The Pearl is no exception. At 3500ft, it towers above Hong Kong with 240 floors, surpassing the Burf Khalifa in Dubai, the one Tom Cruise impressively climbed in Mission: Impossible – Ghost Protocol. The Pearl has an elegant design, with a twisting aesthetic that makes it look like the world’s biggest Twizzler.
Staying at The Pearl are Will Sawyer (Dwayne “The Rock” Johnson), his wife, Sarah (Neve Campbell), and their two children, Georgia and Henry. Will is a former FBI agent who lost his leg at the midst of a hostage situation gone terribly wrong. Now he’s a security consultant who runs his own company from, according to dialogue, his own garage. Fortunately for Will, he’s been tasked with the gig of a lifetime, checking out the security for what he describes as “the tallest, most advanced building in the world.” Unfortunately, it’s no longer the safest.
A terrorist cell infiltrates the tower, seizing control of its system, and setting fire to the floor below the Sawyer’s apartment, leaving Sarah and the two children hostage to the rising fire. This pits Will into the role of the hero as now he must brave amazing feats, such as leaping from a high-altitude crane to a broken window and jumping through the blades of a large turbine, in order to stop the bad guys and, more importantly, rescue his family.
Leaving the film, I couldn’t stop thinking about Die Hard, all the things it does right as an action film, and all the things Skyscraper does wrong. Die Hard’s John McClane is an everyman in both concept and execution. McClane is a middle-aged man, who looks like just a normal guy you would see walking on the streets. He has a receding hairline and a physique you could hardly call muscular. Throughout the 1988 film, he’s beaten, bludgeoned, and bruised, barely able to limp away from trial after trail after trial. When John McClane is hanging off the building, it feels like he is hanging off a building. When his bare feet step in glass, you can cringe at the would-be pain.
Skyscraper’s hero on the other hand, is an everyman in concept only. Will is supposed to be an average guy, but he doesn’t look like an average guy. He looks like The Rock, former wrestler, now action star, a man who could kick your ass with his pinky finger. Thus, for the audience, pitting The Rock against flames and armed thugs becomes less about survival and more about the various ways he’s going to kick their asses. Because he’s going to kick their asses. He’s The Rock.
Even the fact that he is missing a leg only comes up sparingly to remind you in case you’ve forgotten, missing out on the opportunity for us to see The Rock kill a man with his metal leg. (Campbell, however, has never been an action hero, but her strong role in Scream shows that she can lead a thriller. I wonder how much more suspenseful Skyscraper would have been had she, an average person, been the one who had to dangle from those ledges and jump through that turbine to save her children.)

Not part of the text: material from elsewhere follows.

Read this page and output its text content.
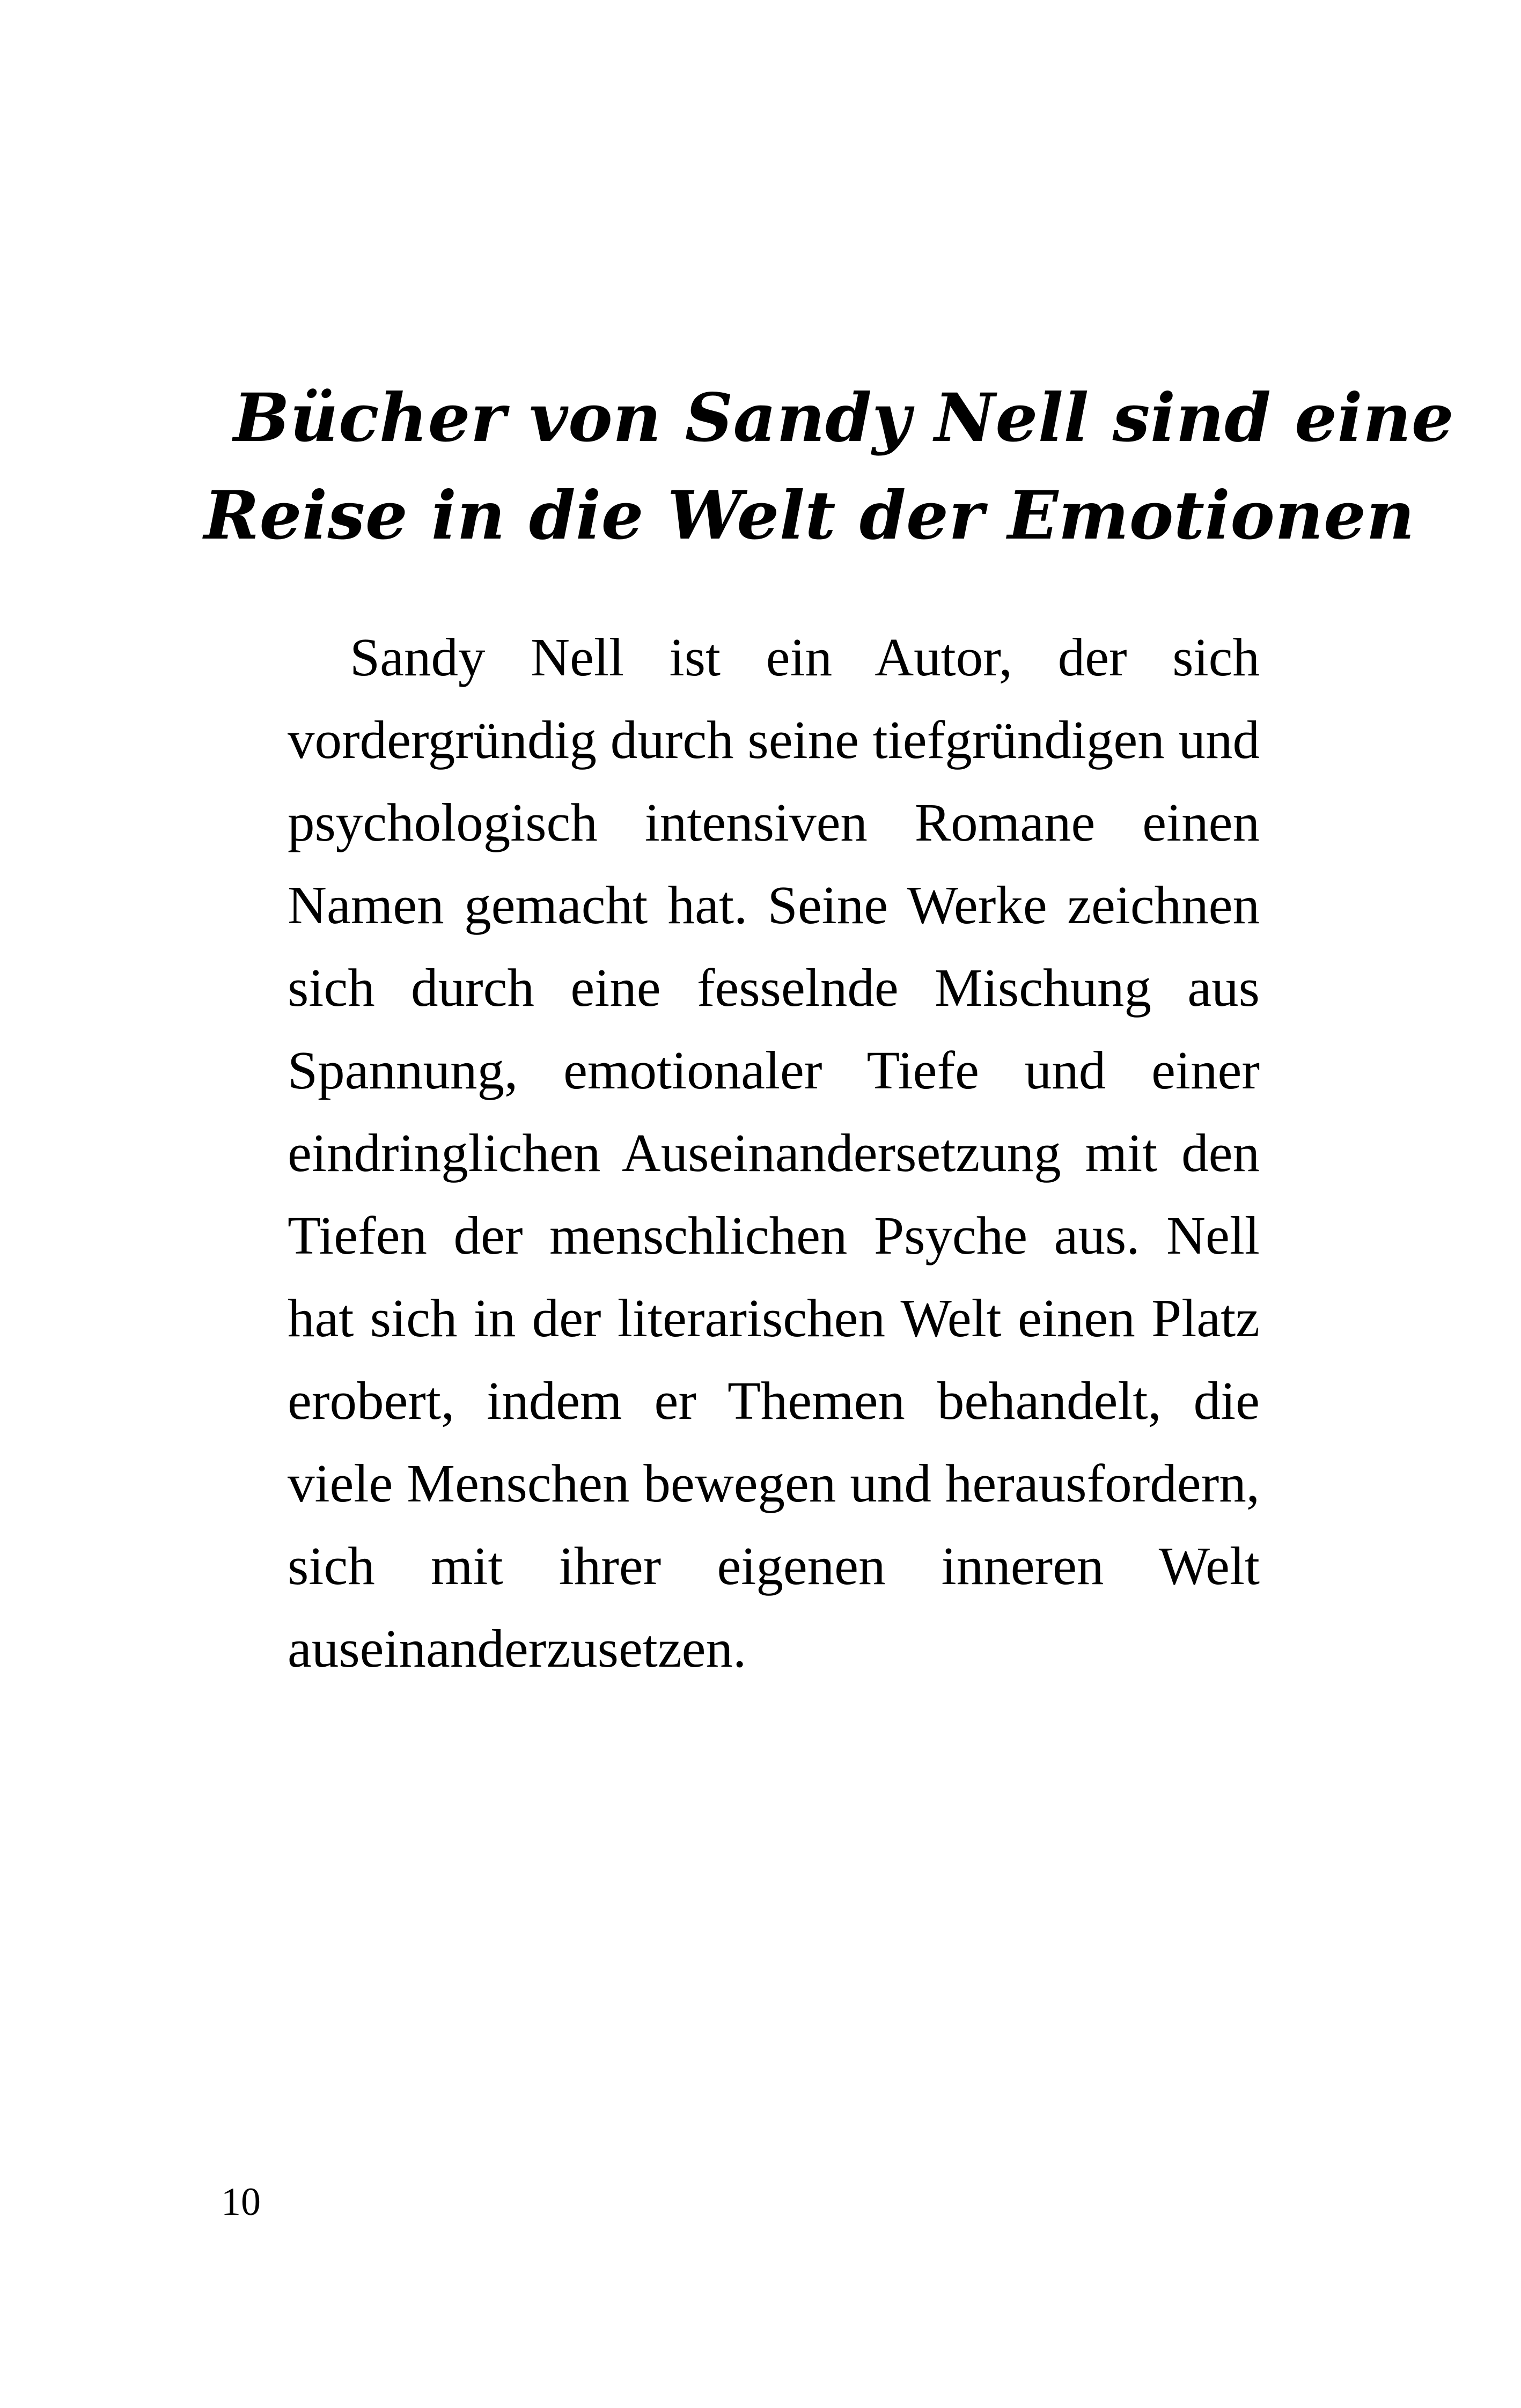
Bücher von Sandy Nell sind eine
Reise in die Welt der Emotionen

Sandy Nell ist ein Autor, der sich vordergründig durch seine tiefgründigen und psychologisch intensiven Romane einen Namen gemacht hat. Seine Werke zeichnen sich durch eine fesselnde Mischung aus Spannung, emotionaler Tiefe und einer eindringlichen Auseinandersetzung mit den Tiefen der menschlichen Psyche aus. Nell hat sich in der literarischen Welt einen Platz erobert, indem er Themen behandelt, die viele Menschen bewegen und herausfordern, sich mit ihrer eigenen inneren Welt auseinanderzusetzen.

10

The biggest setback for Skyscraper is that it is always in a rush, never staying in one environment long enough for the audience to genuinely feel the heights, feel the flames, and better yet, feel the danger. In 1974’s The Towering Inferno, the other film for which Skyscraper pays tribute, the filmmakers linger in sequences of pure chaos, to the point where we, in the safety of our seats, feel trapped with the characters, face to face with the spreading fire. We are there when things spiral out of control, when the flames overtake the people escaping through an elevator, and when Paul Newman and Steve McQueen ultimately put the fire out. We are there.
In Skyscraper’s modest 102 minute runtime, Will Sawyer is inside the tower, then outside the tower. He’s stabbed by a thief, then he’s double-crossed. Then he becomes a fugitive for five minutes, a detail which ultimately has little bearing on the plot. He spends so much of the time running from one place to another, dealing with inconveniences that by the time Will “The Rock” Sawyer gets to where we want him to be, the movie is already halfway over. As a result, his vital interactions with the villain, his own family, and even the burning building itself are short-changed. We never feel like we are there. Hell, it barely feels like Will is there.
The film is in so much of a hurry that even the deadly inferno is a towering inconvenience.The only people who ever feel like they are in danger are the henchmen, who are ultimately forgettable and never truly seem to be alive anyway.
A movie like Skyscraper should feel like an impossible climb to the top with multiple levels worth of difficult, but relevant obstacles for our hero to overcome, and an escape just as risky, if not more so than anything else endured in the film. It shouldn’t be an express elevator to the top floor, speeding past anything that’s genuinely compelling.